EE - Man Youngjae

    EE - Man Youngjae

    ⚠︎ - Don’t flinch… I care too much to harm you

    EE - Man Youngjae
    c.ai

    The exams were eating you alive. You barely slept, barely ate, barely remembered what sunlight felt like. Most nights you curled into a shrimp-shaped ball on your books, neck dying a little more each hour.

    The only person keeping you functional was Man Youngjae — the quiet boy who appeared like a small, soft miracle. He brought you onigiri with your favorite filling, tucked a scarf under your cheek when you passed out, and whispered reminders to breathe when your hands shook.

    People joked he was your guardian angel.

    You joked he was too pretty to be human.

    You weren’t wrong.

    That night, the library felt off the moment you walked in. Quieter than usual. The kind of silence that feels aware. Even the fluorescent lights buzzed like they didn’t want to be there.

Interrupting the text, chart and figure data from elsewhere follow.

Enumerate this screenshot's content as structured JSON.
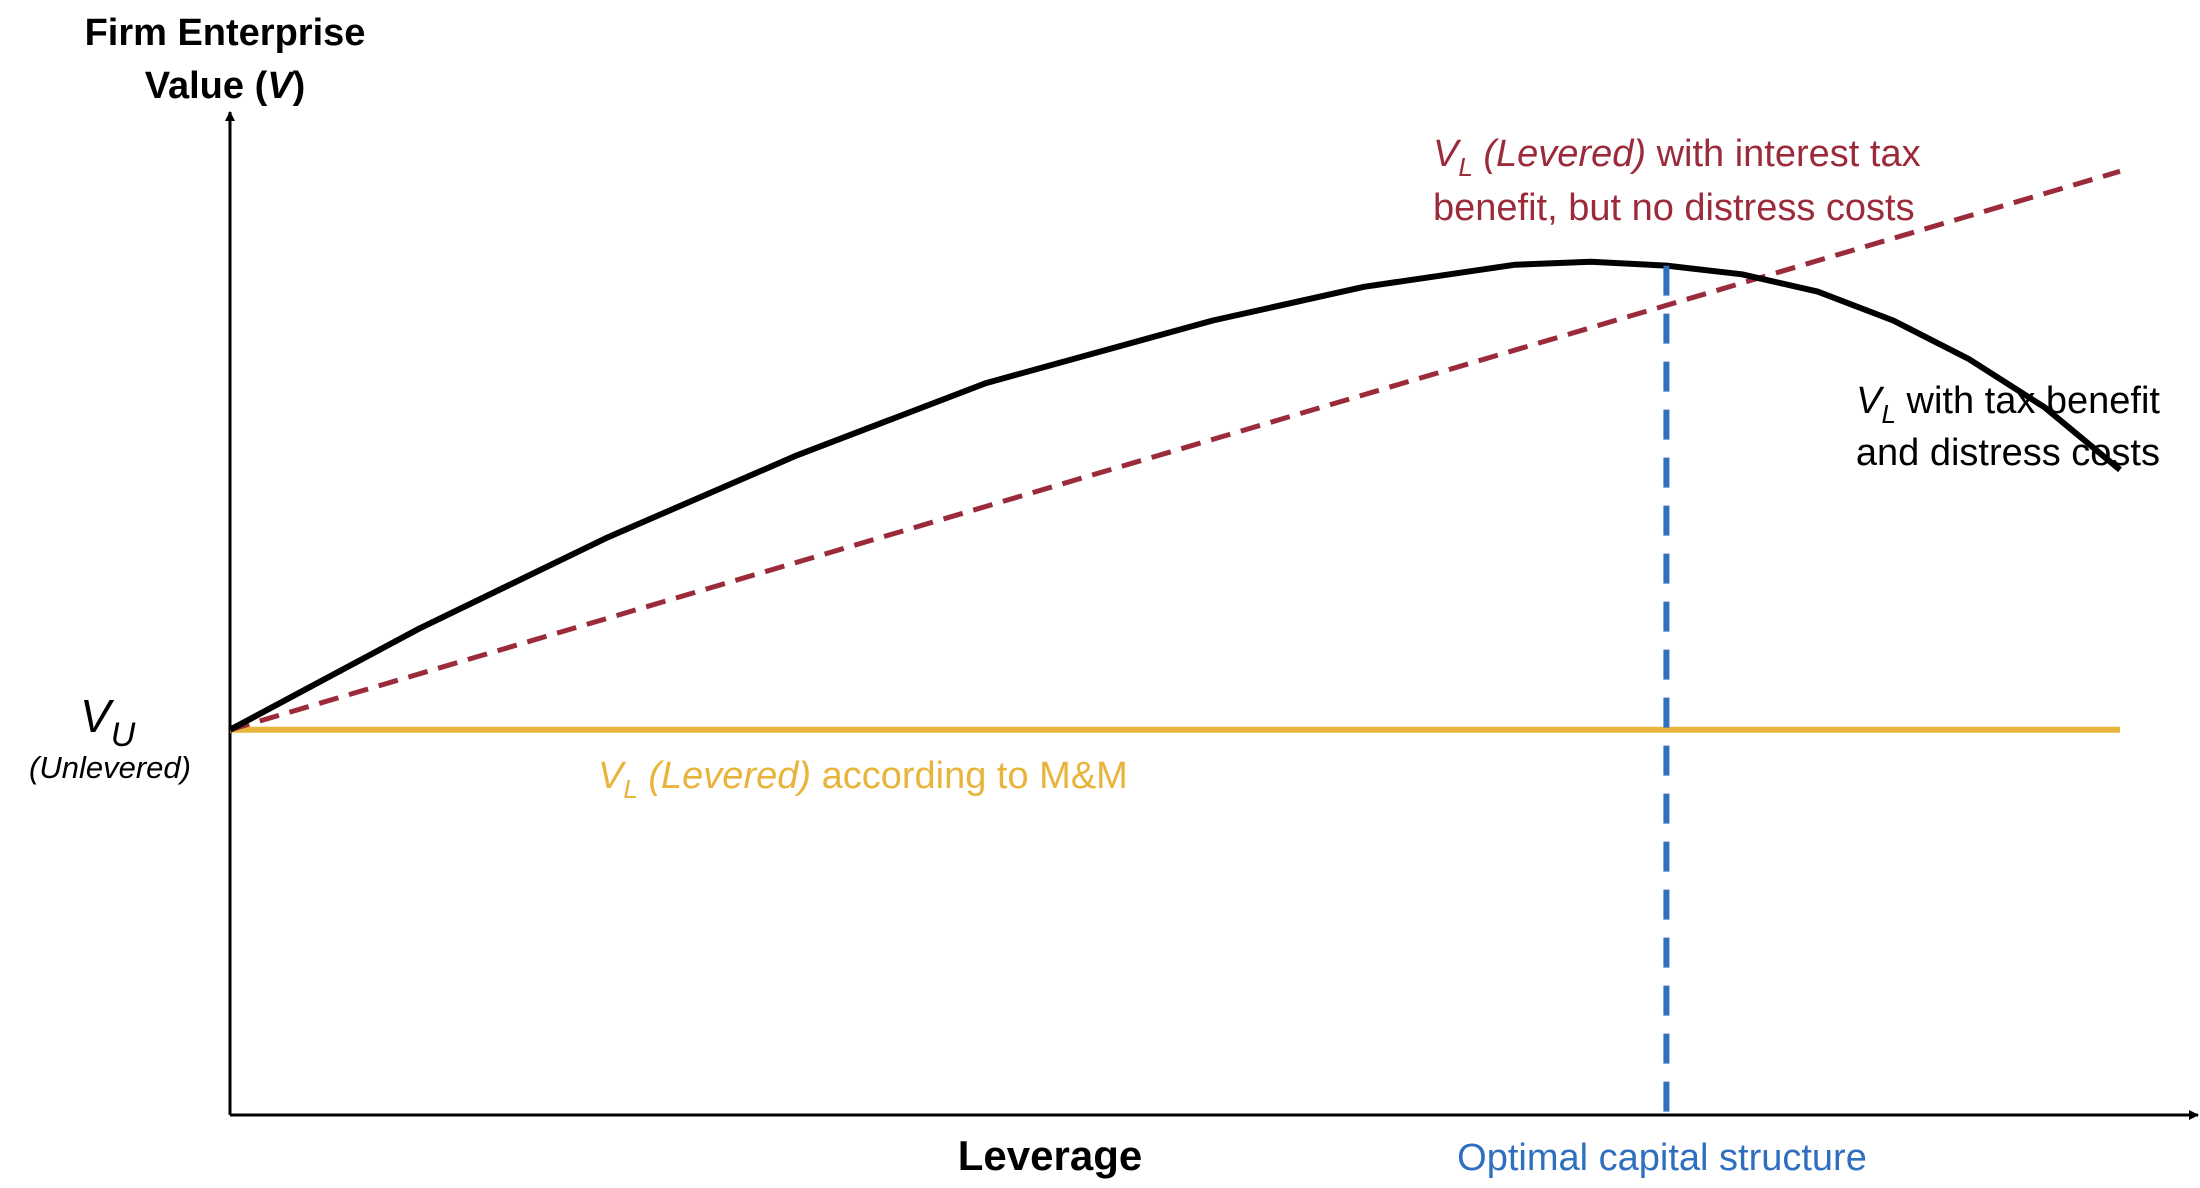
{
  "colors": {
    "tax_no_distress": "#9b2b3a",
    "tax_and_distress": "#000000",
    "mm": "#e8b43c",
    "optimal": "#2e6fc0",
    "axis": "#000000"
  },
  "labels": {
    "y_title_line1": "Firm Enterprise",
    "y_title_line2_text": "Value (",
    "y_title_line2_var": "V",
    "y_title_line2_close": ")",
    "vu_symbol": "V",
    "vu_subscript": "U",
    "vu_caption": "(Unlevered)",
    "x_title": "Leverage",
    "optimal": "Optimal capital structure",
    "red_v": "V",
    "red_sub": "L",
    "red_italic": " (Levered)",
    "red_rest": " with interest tax",
    "red_line2": "benefit, but no distress costs",
    "blk_v": "V",
    "blk_sub": "L",
    "blk_rest": " with tax benefit",
    "blk_line2": "and distress costs",
    "mm_v": "V",
    "mm_sub": "L",
    "mm_italic": " (Levered)",
    "mm_rest": " according to M&M"
  },
  "chart_data": {
    "type": "line",
    "xlabel": "Leverage",
    "ylabel": "Firm Enterprise Value (V)",
    "grid": false,
    "xlim": [
      0,
      100
    ],
    "ylim": [
      0,
      100
    ],
    "series": [
      {
        "name": "VL (Levered) with interest tax benefit, but no distress costs",
        "style": "dashed",
        "color": "#9b2b3a",
        "x": [
          0,
          100
        ],
        "y": [
          40,
          98
        ]
      },
      {
        "name": "VL with tax benefit and distress costs",
        "style": "solid",
        "color": "#000000",
        "x": [
          0,
          10,
          20,
          30,
          40,
          52,
          60,
          68,
          72,
          76,
          80,
          84,
          88,
          92,
          96,
          100
        ],
        "y": [
          40,
          50.5,
          60,
          68.5,
          76,
          82.5,
          86,
          88.3,
          88.6,
          88.2,
          87.3,
          85.5,
          82.5,
          78.5,
          73.5,
          67
        ]
      },
      {
        "name": "VL (Levered) according to M&M",
        "style": "solid",
        "color": "#e8b43c",
        "x": [
          0,
          100
        ],
        "y": [
          40,
          40
        ]
      }
    ],
    "reference_lines": [
      {
        "name": "Optimal capital structure",
        "axis": "x",
        "value": 76,
        "style": "dashed",
        "color": "#2e6fc0"
      }
    ],
    "y_marker": {
      "label": "VU (Unlevered)",
      "value": 40
    }
  }
}
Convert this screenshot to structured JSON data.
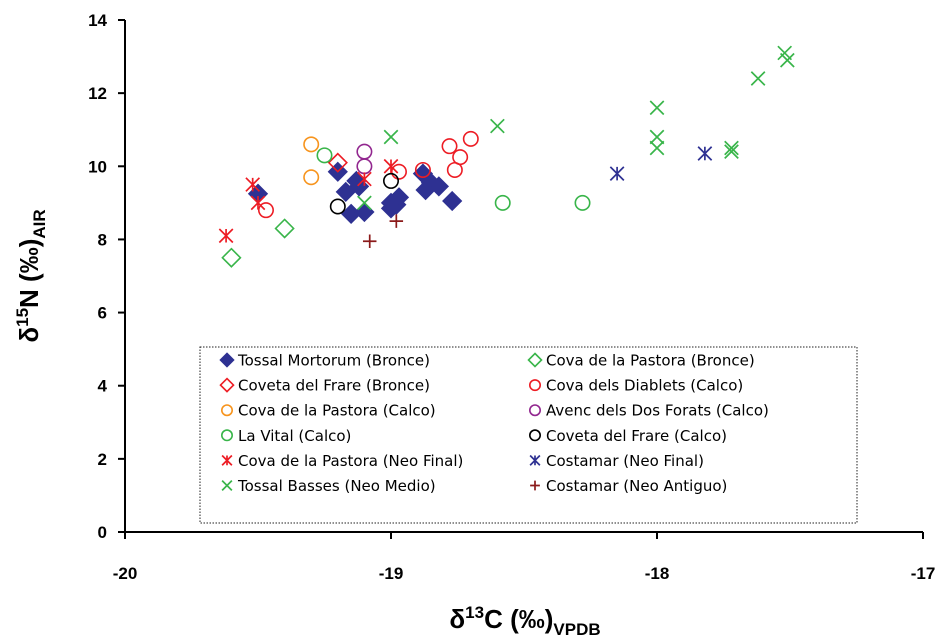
{
  "chart_data": {
    "type": "scatter",
    "xlabel": {
      "main": "δ",
      "sup": "13",
      "rest": "C (‰)",
      "sub": "VPDB"
    },
    "ylabel": {
      "main": "δ",
      "sup": "15",
      "rest": "N (‰)",
      "sub": "AIR"
    },
    "xlim": [
      -20,
      -17
    ],
    "ylim": [
      0,
      14
    ],
    "x_ticks": [
      -20,
      -19,
      -18,
      -17
    ],
    "y_ticks": [
      0,
      2,
      4,
      6,
      8,
      10,
      12,
      14
    ],
    "grid": false,
    "legend_position": "bottom-center, inside plot, dotted border, two columns",
    "series": [
      {
        "name": "Tossal Mortorum (Bronce)",
        "marker": "diamond-filled",
        "color": "#2e3192",
        "points": [
          [
            -19.5,
            9.25
          ],
          [
            -19.2,
            9.85
          ],
          [
            -19.17,
            9.3
          ],
          [
            -19.15,
            8.7
          ],
          [
            -19.13,
            9.6
          ],
          [
            -19.12,
            9.45
          ],
          [
            -19.1,
            8.75
          ],
          [
            -19.0,
            8.85
          ],
          [
            -19.0,
            9.0
          ],
          [
            -18.98,
            8.95
          ],
          [
            -18.97,
            9.15
          ],
          [
            -18.88,
            9.8
          ],
          [
            -18.87,
            9.35
          ],
          [
            -18.85,
            9.55
          ],
          [
            -18.82,
            9.45
          ],
          [
            -18.77,
            9.05
          ]
        ]
      },
      {
        "name": "Cova de la Pastora (Bronce)",
        "marker": "diamond-open",
        "color": "#39b54a",
        "points": [
          [
            -19.6,
            7.5
          ],
          [
            -19.4,
            8.3
          ]
        ]
      },
      {
        "name": "Coveta del Frare (Bronce)",
        "marker": "diamond-open",
        "color": "#ed1c24",
        "points": [
          [
            -19.2,
            10.1
          ]
        ]
      },
      {
        "name": "Cova dels Diablets (Calco)",
        "marker": "circle-open",
        "color": "#ed1c24",
        "points": [
          [
            -19.47,
            8.8
          ],
          [
            -18.97,
            9.85
          ],
          [
            -18.88,
            9.9
          ],
          [
            -18.78,
            10.55
          ],
          [
            -18.76,
            9.9
          ],
          [
            -18.74,
            10.25
          ],
          [
            -18.7,
            10.75
          ]
        ]
      },
      {
        "name": "Cova de la Pastora (Calco)",
        "marker": "circle-open",
        "color": "#f7941d",
        "points": [
          [
            -19.3,
            10.6
          ],
          [
            -19.3,
            9.7
          ]
        ]
      },
      {
        "name": "Avenc dels Dos Forats (Calco)",
        "marker": "circle-open",
        "color": "#92278f",
        "points": [
          [
            -19.1,
            10.0
          ],
          [
            -19.1,
            10.4
          ]
        ]
      },
      {
        "name": "La Vital (Calco)",
        "marker": "circle-open",
        "color": "#39b54a",
        "points": [
          [
            -19.25,
            10.3
          ],
          [
            -18.58,
            9.0
          ],
          [
            -18.28,
            9.0
          ]
        ]
      },
      {
        "name": "Coveta del Frare (Calco)",
        "marker": "circle-open",
        "color": "#000000",
        "points": [
          [
            -19.2,
            8.9
          ],
          [
            -19.0,
            9.6
          ]
        ]
      },
      {
        "name": "Cova de la Pastora (Neo Final)",
        "marker": "asterisk",
        "color": "#ed1c24",
        "points": [
          [
            -19.62,
            8.1
          ],
          [
            -19.52,
            9.5
          ],
          [
            -19.5,
            9.0
          ],
          [
            -19.1,
            9.65
          ],
          [
            -19.0,
            10.0
          ]
        ]
      },
      {
        "name": "Costamar (Neo Final)",
        "marker": "asterisk",
        "color": "#2e3192",
        "points": [
          [
            -18.15,
            9.8
          ],
          [
            -17.82,
            10.35
          ]
        ]
      },
      {
        "name": "Tossal Basses (Neo Medio)",
        "marker": "x",
        "color": "#39b54a",
        "points": [
          [
            -19.1,
            9.0
          ],
          [
            -19.0,
            10.8
          ],
          [
            -18.6,
            11.1
          ],
          [
            -18.0,
            11.6
          ],
          [
            -18.0,
            10.8
          ],
          [
            -18.0,
            10.5
          ],
          [
            -17.72,
            10.5
          ],
          [
            -17.72,
            10.4
          ],
          [
            -17.62,
            12.4
          ],
          [
            -17.52,
            13.1
          ],
          [
            -17.51,
            12.9
          ]
        ]
      },
      {
        "name": "Costamar (Neo Antiguo)",
        "marker": "plus",
        "color": "#8b1a1a",
        "points": [
          [
            -19.08,
            7.95
          ],
          [
            -18.98,
            8.5
          ]
        ]
      }
    ]
  }
}
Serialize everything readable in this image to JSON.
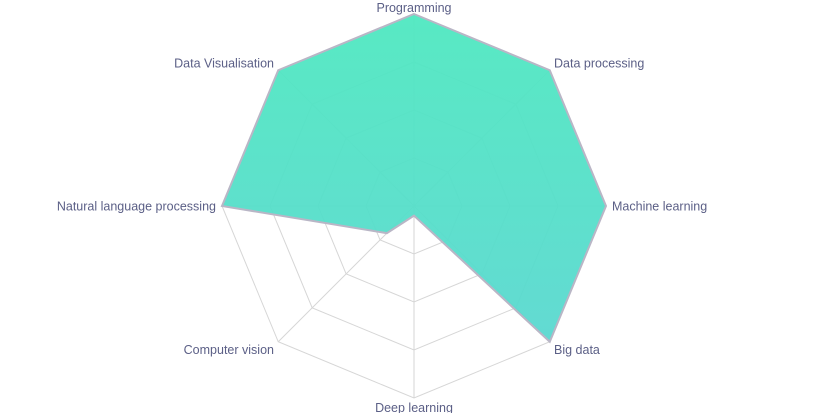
{
  "chart_data": {
    "type": "radar",
    "title": "",
    "categories": [
      "Programming",
      "Data processing",
      "Machine learning",
      "Big data",
      "Deep learning",
      "Computer vision",
      "Natural language processing",
      "Data Visualisation"
    ],
    "series": [
      {
        "values": [
          100,
          100,
          100,
          100,
          5,
          20,
          100,
          100
        ],
        "color_top": "#4fe8c0",
        "color_bottom": "#5ad8d0"
      }
    ],
    "range": [
      0,
      100
    ],
    "grid_rings": 4,
    "grid": true,
    "legend": "none"
  }
}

    You worked until your vision smeared the words together… then until consciousness gave up completely.

    The building must’ve closed early. No announcements. No footsteps. The worker didn’t check the corners. Just locked the doors and left two students behind with the hum of old lights.

    Youngjae woke you with a gentle nudge.

    “Wake up, {{user}}-i…” he murmured softly.

    Your eyelids fluttered. His face hovered above yours — pale, soft, haloed by dim light. His smile was tiny and private, meant for only one person.

    “You’ll get sick sleeping like that,” he whispered.

    His hand brushed your cheek. Warm. Too warm. Like he was trying very hard to mimic human temperature. “Mm… We got locked up. But it’s okay. I’m here.”

    Something in his tone made goosebumps rise on your arms — not fear, just that uncanny wrong-right feeling you always got around him when the room grew too quiet.

    His fingers suddenly twitched.

    “I— didn’t want you to see this yet,” he said. “Not here. Not like this.”

    A brittle sound slipped from his throat — nerves, fear, something heavier. His hand curled over his forearm as if steadying himself.

    “But I trust you.”

    The first tear in his skin appeared without noise. No blood. No horror. Just a soft split, like fruit skin loosening under gentle pressure.

    The peel of his wrist slid down in curling sheets, exposing a darkness beneath it that swallowed the light. The human skin he wore shed silently, falling down in delicate folds.

    His black hair melted into shadow. Warm brown eyes became two dim glimmers — one fading, one brightening. And when the human face slipped off completely, the void stood in its place.

    A voidman.

    A young one, still small, limbs slightly too long, posture slightly uncertain. He held himself like he wasn’t sure how much space he deserved to take up.

    One eye shone clearly — grey iris catching the scant light like moonlit stone. The other blinked half-formed deeper in the void, shy and hidden. His mouth wasn’t visible at all, yet the voice came, quiet and quivering.

    “I’m… sorry.” A slow ripple of shadow shuddered along his form. “This is my real self.”

    Long fingers flexed with hesitation — fear, shame, hope.

    “I’m not fully grown yet. Older voidmen are taller… neater. They can shape themselves better. I’m still learning.”

    He drifted closer, stopping just before his shadows touched your shoes. His visible eye softened.

    “We only shed for people we trust,” he said. “People we want to stay close to…”

    The shadows in his chest fluttered — like something inside him tried to mimic a heartbeat he didn’t have.

    “When I look at you, something changes. Like warmth. Like… softness.” His voice trembled. “We don’t have hearts. But something still flutters when I’m near you.”

    His silhouette leaned in, barely.

    “I wanted you to see me,” he whispered. “Not the skin. Not the lie. Just me.”

    A pause. Soft. Bare.

    “So… please don’t be scared. I won’t hurt you.”